Sometimes a list of search results isn’t always the best way to present information found in a search.
Google has recently come up with a couple of other interesting ways to show results related to a query, that might make you reconsider how you present dates and addresses on the pages of your website.
A map pointing out different facts related to a query might provide some interesting results:
Likewise, a timeline could show you some things that you might not expect to see from a search engine, especially if the facts used in response to the query came from different web pages:
You can see something similar to these in action at Google Labs Experimental Page, which currently shows off Timelines and Map View Searches.
A patent application from Google, published this week, describes a way of presenting search results in a timeline and in a map – Displaying Facts on a Linear Graph.
The abstract from the filing may go beyond timelines and maps, but it mentions both types of displays explicitly:
A set of objects having facts is established. Facts of objects having positions in a order are identified. Some facts explicitly describe the positions in the linear order, while are facts do not explicitly describe the positions. The facts are presented in the order on a linear graph, such as a timeline. Facts of the objects describing geographic positions are presented on a map.

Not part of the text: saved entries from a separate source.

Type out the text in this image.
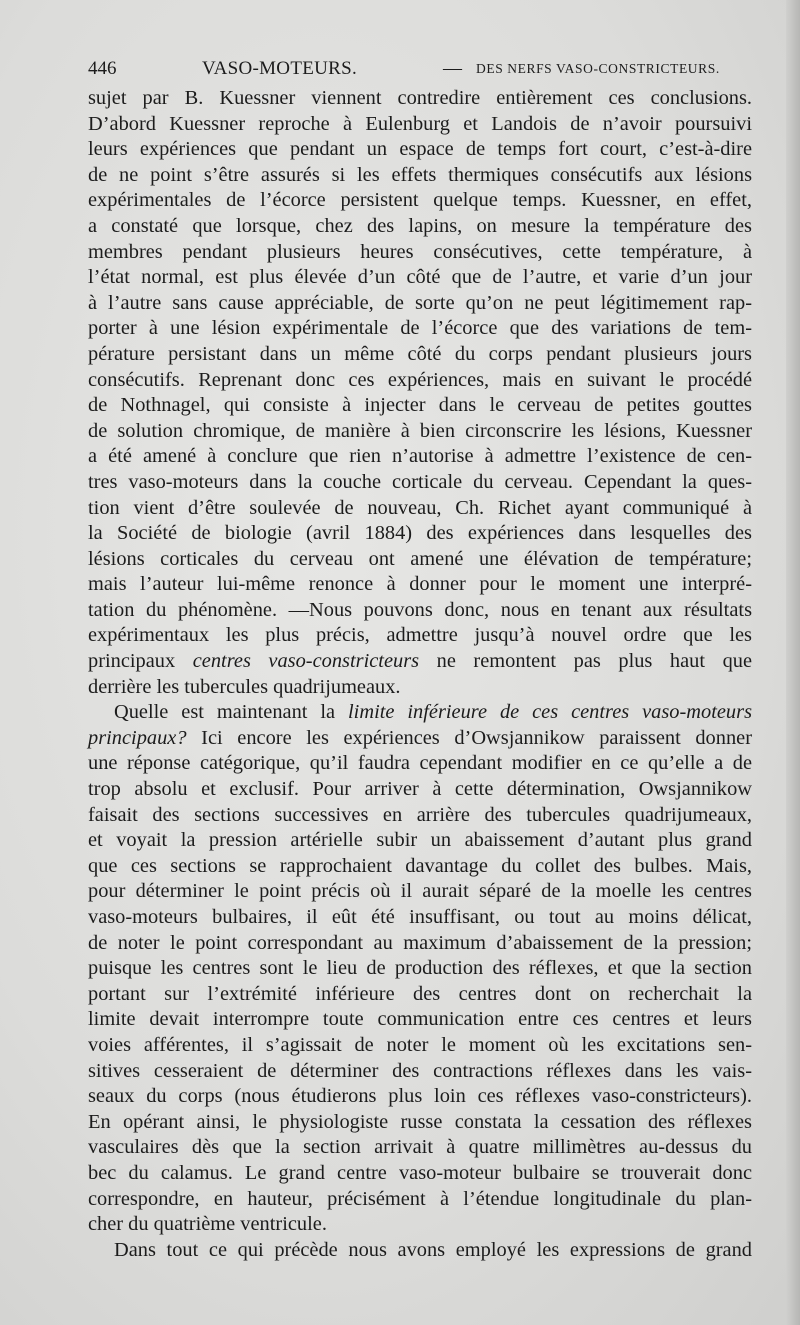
446	VASO-MOTEURS.	— DES NERFS VASO-CONSTRICTEURS.
sujet par B. Kuessner viennent contredire entièrement ces conclusions.
D’abord Kuessner reproche à Eulenburg et Landois de n’avoir poursuivi
leurs expériences que pendant un espace de temps fort court, c’est-à-dire
de ne point s’être assurés si les effets thermiques consécutifs aux lésions
expérimentales de l’écorce persistent quelque temps. Kuessner, en effet,
a constaté que lorsque, chez des lapins, on mesure la température des
membres pendant plusieurs heures consécutives, cette température, à
l’état normal, est plus élevée d’un côté que de l’autre, et varie d’un jour
à l’autre sans cause appréciable, de sorte qu’on ne peut légitimement rap-
porter à une lésion expérimentale de l’écorce que des variations de tem-
pérature persistant dans un même côté du corps pendant plusieurs jours
consécutifs. Reprenant donc ces expériences, mais en suivant le procédé
de Nothnagel, qui consiste à injecter dans le cerveau de petites gouttes
de solution chromique, de manière à bien circonscrire les lésions, Kuessner
a été amené à conclure que rien n’autorise à admettre l’existence de cen-
tres vaso-moteurs dans la couche corticale du cerveau. Cependant la ques-
tion vient d’être soulevée de nouveau, Ch. Richet ayant communiqué à
la Société de biologie (avril 1884) des expériences dans lesquelles des
lésions corticales du cerveau ont amené une élévation de température;
mais l’auteur lui-même renonce à donner pour le moment une interpré-
tation du phénomène. —Nous pouvons donc, nous en tenant aux résultats
expérimentaux les plus précis, admettre jusqu’à nouvel ordre que les
principaux centres vaso-constricteurs ne remontent pas plus haut que
derrière les tubercules quadrijumeaux.
Quelle est maintenant la limite inférieure de ces centres vaso-moteurs
principaux? Ici encore les expériences d’Owsjannikow paraissent donner
une réponse catégorique, qu’il faudra cependant modifier en ce qu’elle a de
trop absolu et exclusif. Pour arriver à cette détermination, Owsjannikow
faisait des sections successives en arrière des tubercules quadrijumeaux,
et voyait la pression artérielle subir un abaissement d’autant plus grand
que ces sections se rapprochaient davantage du collet des bulbes. Mais,
pour déterminer le point précis où il aurait séparé de la moelle les centres
vaso-moteurs bulbaires, il eût été insuffisant, ou tout au moins délicat,
de noter le point correspondant au maximum d’abaissement de la pression;
puisque les centres sont le lieu de production des réflexes, et que la section
portant sur l’extrémité inférieure des centres dont on recherchait la
limite devait interrompre toute communication entre ces centres et leurs
voies afférentes, il s’agissait de noter le moment où les excitations sen-
sitives cesseraient de déterminer des contractions réflexes dans les vais-
seaux du corps (nous étudierons plus loin ces réflexes vaso-constricteurs).
En opérant ainsi, le physiologiste russe constata la cessation des réflexes
vasculaires dès que la section arrivait à quatre millimètres au-dessus du
bec du calamus. Le grand centre vaso-moteur bulbaire se trouverait donc
correspondre, en hauteur, précisément à l’étendue longitudinale du plan-
cher du quatrième ventricule.
Dans tout ce qui précède nous avons employé les expressions de grand
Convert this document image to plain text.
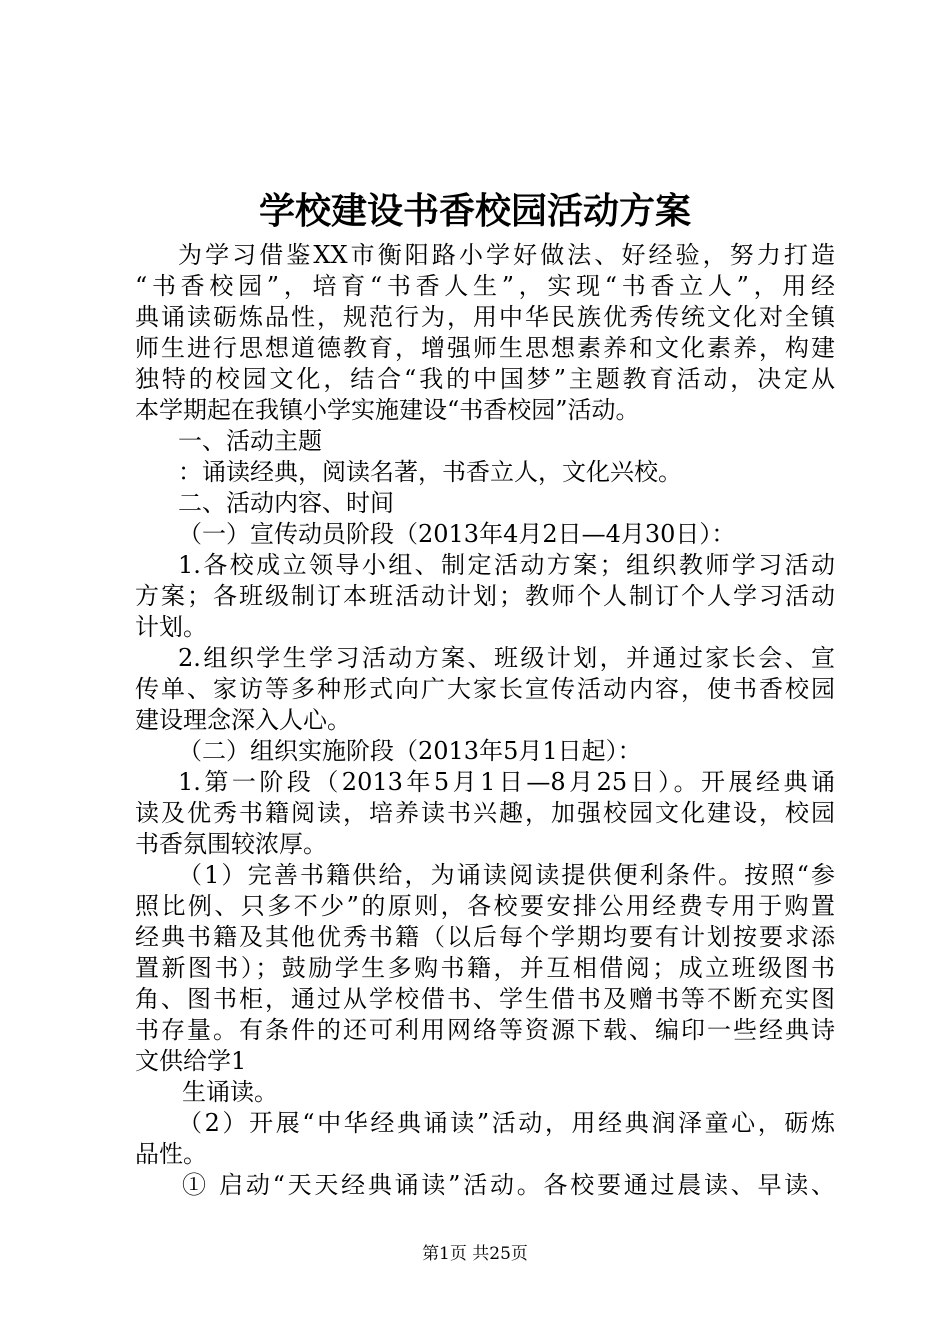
学校建设书香校园活动方案
为学习借鉴XX市衡阳路小学好做法、好经验，努力打造
“书香校园”，培育“书香人生”，实现“书香立人”，用经
典诵读砺炼品性，规范行为，用中华民族优秀传统文化对全镇
师生进行思想道德教育，增强师生思想素养和文化素养，构建
独特的校园文化，结合“我的中国梦”主题教育活动，决定从
本学期起在我镇小学实施建设“书香校园”活动。
一、活动主题
：诵读经典，阅读名著，书香立人，文化兴校。
二、活动内容、时间
（一）宣传动员阶段（2013年4月2日—4月30日）：
1.各校成立领导小组、制定活动方案；组织教师学习活动
方案；各班级制订本班活动计划；教师个人制订个人学习活动
计划。
2.组织学生学习活动方案、班级计划，并通过家长会、宣
传单、家访等多种形式向广大家长宣传活动内容，使书香校园
建设理念深入人心。
（二）组织实施阶段（2013年5月1日起）：
1.第一阶段（2013年5月1日—8月25日）。开展经典诵
读及优秀书籍阅读，培养读书兴趣，加强校园文化建设，校园
书香氛围较浓厚。
（1）完善书籍供给，为诵读阅读提供便利条件。按照“参
照比例、只多不少”的原则，各校要安排公用经费专用于购置
经典书籍及其他优秀书籍（以后每个学期均要有计划按要求添
置新图书）；鼓励学生多购书籍，并互相借阅；成立班级图书
角、图书柜，通过从学校借书、学生借书及赠书等不断充实图
书存量。有条件的还可利用网络等资源下载、编印一些经典诗
文供给学1
生诵读。
（2）开展“中华经典诵读”活动，用经典润泽童心，砺炼
品性。
① 启动“天天经典诵读”活动。各校要通过晨读、早读、
第1页 共25页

It has me wondering what the next step might be past Universal Search. How might data from Web pages and other sources be visualized in different ways on a computer in the future? What is the best way to present some information, so that the person looking for it might have a great experience?

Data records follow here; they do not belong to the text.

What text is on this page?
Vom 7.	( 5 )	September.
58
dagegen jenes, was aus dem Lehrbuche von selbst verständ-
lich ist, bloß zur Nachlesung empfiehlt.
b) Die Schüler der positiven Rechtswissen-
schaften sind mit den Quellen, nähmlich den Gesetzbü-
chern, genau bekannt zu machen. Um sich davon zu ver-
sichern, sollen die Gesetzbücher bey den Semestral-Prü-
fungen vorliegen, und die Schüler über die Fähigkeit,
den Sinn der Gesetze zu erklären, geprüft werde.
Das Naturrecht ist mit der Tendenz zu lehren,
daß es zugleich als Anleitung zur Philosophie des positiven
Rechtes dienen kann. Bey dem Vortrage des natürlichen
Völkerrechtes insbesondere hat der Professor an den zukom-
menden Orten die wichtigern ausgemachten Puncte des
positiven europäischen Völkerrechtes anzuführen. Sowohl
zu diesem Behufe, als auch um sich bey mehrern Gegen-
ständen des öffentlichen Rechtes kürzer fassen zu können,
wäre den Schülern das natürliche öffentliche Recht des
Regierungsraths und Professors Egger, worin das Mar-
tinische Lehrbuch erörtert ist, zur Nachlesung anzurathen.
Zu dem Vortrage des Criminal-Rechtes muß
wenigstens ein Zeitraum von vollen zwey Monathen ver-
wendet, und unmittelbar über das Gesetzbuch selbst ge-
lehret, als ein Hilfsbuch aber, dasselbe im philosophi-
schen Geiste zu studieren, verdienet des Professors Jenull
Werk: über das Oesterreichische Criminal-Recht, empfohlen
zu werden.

A timeline could possibly make a biographical search much more interesting than a list of links to pages, and being able to see financial information and stock prices over time may also be enlightening if were presented graphically.

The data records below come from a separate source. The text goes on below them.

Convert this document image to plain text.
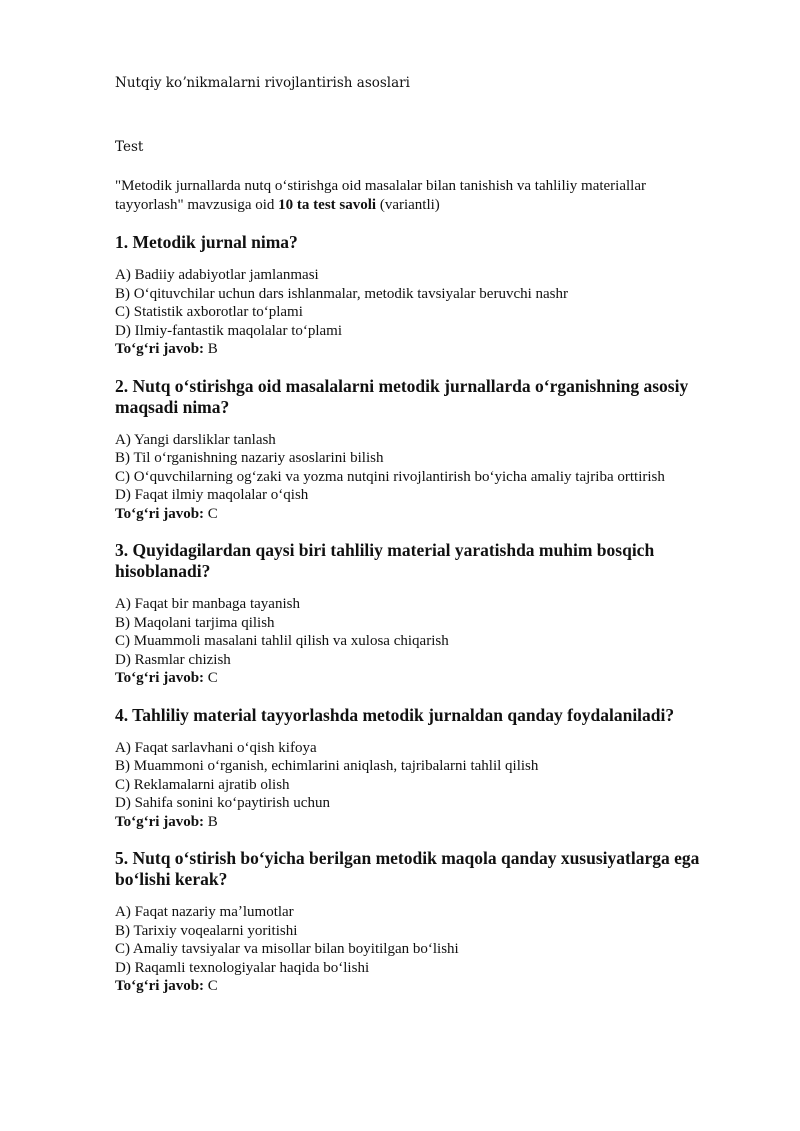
Nutqiy koʼnikmalarni rivojlantirish asoslari
Test
"Metodik jurnallarda nutq oʻstirishga oid masalalar bilan tanishish va tahliliy materiallar tayyorlash" mavzusiga oid 10 ta test savoli (variantli)
1. Metodik jurnal nima?
A) Badiiy adabiyotlar jamlanmasi
B) Oʻqituvchilar uchun dars ishlanmalar, metodik tavsiyalar beruvchi nashr
C) Statistik axborotlar toʻplami
D) Ilmiy-fantastik maqolalar toʻplami
Toʻgʻri javob: B
2. Nutq oʻstirishga oid masalalarni metodik jurnallarda oʻrganishning asosiy maqsadi nima?
A) Yangi darsliklar tanlash
B) Til oʻrganishning nazariy asoslarini bilish
C) Oʻquvchilarning ogʻzaki va yozma nutqini rivojlantirish boʻyicha amaliy tajriba orttirish
D) Faqat ilmiy maqolalar oʻqish
Toʻgʻri javob: C
3. Quyidagilardan qaysi biri tahliliy material yaratishda muhim bosqich hisoblanadi?
A) Faqat bir manbaga tayanish
B) Maqolani tarjima qilish
C) Muammoli masalani tahlil qilish va xulosa chiqarish
D) Rasmlar chizish
Toʻgʻri javob: C
4. Tahliliy material tayyorlashda metodik jurnaldan qanday foydalaniladi?
A) Faqat sarlavhani oʻqish kifoya
B) Muammoni oʻrganish, echimlarini aniqlash, tajribalarni tahlil qilish
C) Reklamalarni ajratib olish
D) Sahifa sonini koʻpaytirish uchun
Toʻgʻri javob: B
5. Nutq oʻstirish boʻyicha berilgan metodik maqola qanday xususiyatlarga ega boʻlishi kerak?
A) Faqat nazariy maʼlumotlar
B) Tarixiy voqealarni yoritishi
C) Amaliy tavsiyalar va misollar bilan boyitilgan boʻlishi
D) Raqamli texnologiyalar haqida boʻlishi
Toʻgʻri javob: C
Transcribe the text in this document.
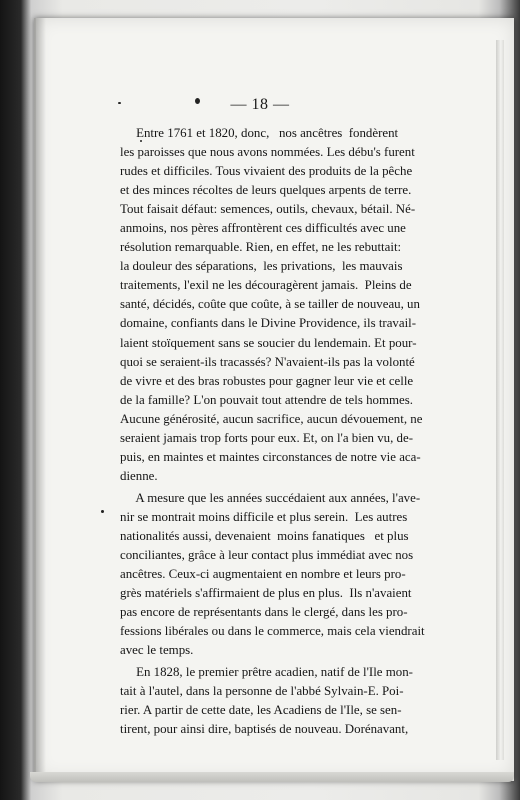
— 18 —

Entre 1761 et 1820, donc,   nos ancêtres  fondèrent
les paroisses que nous avons nommées. Les débu's furent
rudes et difficiles. Tous vivaient des produits de la pêche
et des minces récoltes de leurs quelques arpents de terre.
Tout faisait défaut: semences, outils, chevaux, bétail. Né-
anmoins, nos pères affrontèrent ces difficultés avec une
résolution remarquable. Rien, en effet, ne les rebuttait:
la douleur des séparations,  les privations,  les mauvais
traitements, l'exil ne les découragèrent jamais.  Pleins de
santé, décidés, coûte que coûte, à se tailler de nouveau, un
domaine, confiants dans le Divine Providence, ils travail-
laient stoïquement sans se soucier du lendemain. Et pour-
quoi se seraient-ils tracassés? N'avaient-ils pas la volonté
de vivre et des bras robustes pour gagner leur vie et celle
de la famille? L'on pouvait tout attendre de tels hommes.
Aucune générosité, aucun sacrifice, aucun dévouement, ne
seraient jamais trop forts pour eux. Et, on l'a bien vu, de-
puis, en maintes et maintes circonstances de notre vie aca-
dienne.

A mesure que les années succédaient aux années, l'ave-
nir se montrait moins difficile et plus serein.  Les autres
nationalités aussi, devenaient  moins fanatiques   et plus
conciliantes, grâce à leur contact plus immédiat avec nos
ancêtres. Ceux-ci augmentaient en nombre et leurs pro-
grès matériels s'affirmaient de plus en plus.  Ils n'avaient
pas encore de représentants dans le clergé, dans les pro-
fessions libérales ou dans le commerce, mais cela viendrait
avec le temps.

En 1828, le premier prêtre acadien, natif de l'Ile mon-
tait à l'autel, dans la personne de l'abbé Sylvain-E. Poi-
rier. A partir de cette date, les Acadiens de l'Ile, se sen-
tirent, pour ainsi dire, baptisés de nouveau. Dorénavant,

Having the ability to map out information about World War II by gathering information from multiple web sites that present information about the war over different periods of time may be beneficial if that information was presented in a “single, easy to understand format.”
To quickly summarize this method, it finds relevant facts across web pages that it can relate to values like time, so that it can display those in a linear manner.
Google Janitors and Fact Repositories
I wrote a post not long ago about some of the programs that Google might use to make sense of data, when it takes facts and tries to include them in a repository of data. Those programs are referred to by Google as janitors, and they play a role in organizing and cleaning up the information to be gathered in the creation of visual graphs like the one described here.
The short version of this approach is that as facts are taken from web pages, to be included in the data repository that will be used to make graphs, the information is cleaned up, duplicates are removed, data is standardized and normalized so that different versions (birthplace, birth place, place of birth, etc.) of the same information isn’t repeated, and other actions are taken to make the data included useful.
Follow my “janitor” link above, if you haven’t, for some examples of the different functions that those programs may perform.
Determining Relevance for Facts
If you searched for [world war II], which facts would be shown on a timeline? Which wouldn’t? A determination of which facts were the most relevant would be made to decide what to show. The patent application provides some insight into those decisions.
Facts that describe specific entities (people, places, events, etc.) are assigned object IDs that go with those entities. The ranking score for an object is a linear combination of relevance scores for each of the facts.
Facts can be broken down into attributes (a classification of different types of information that can be associated with a fact), and the values of those attributes. An attribute for a person might be “birth place,” and the value that goes with it might be where that person was born.
The relevance score for each fact is based on whether the fact includes one or more query terms (a hit) in either the attribute or value portion of the fact.
The patent tells us that each of those hits is scored based on the frequency of the term that is hit, with more common terms getting lower scores, and rarer terms getting higher scores (e.g., using a TD-IDF based term weighting model).
The fact score would then be adjusted based on some additional factors such as:
- The appearance of consecutive query terms in a fact,
- The appearance of consecutive query terms in a fact in the order in which they appear in the query,
- The appearance of an exact match for the entire query,
- The appearance of the query terms in the name fact (or other designated fact, e.g., property or category), and;
- The percentage of facts of the object containing at least one query term.
Each fact’s score would also adjusted by its associated confidence measure and by its importance measure.
Confidence level — the likelihood that the fact is correct.
Importance level — the relevance of the fact to the object, compared to other facts for the same object.
This patent application doesn’t go into much more detail over how the confidence level and the importance level are calculated.
More and more services from Google involve the extraction of facts from pages, and their display in ways that don’t immediately lead people to go to specific web pages to review the results of their search.
In Local Search, business information tied to locations is the payoff for this kind of data extraction. In Definitions and Question Answering results from Google, definitions and answers are provided without a real need to see the source of those results.
The Timeline and Map searches do provide reasons to click through to find out more about the facts cited. Will search interfaces like this cause you to think about how you present dates and locations on your web site?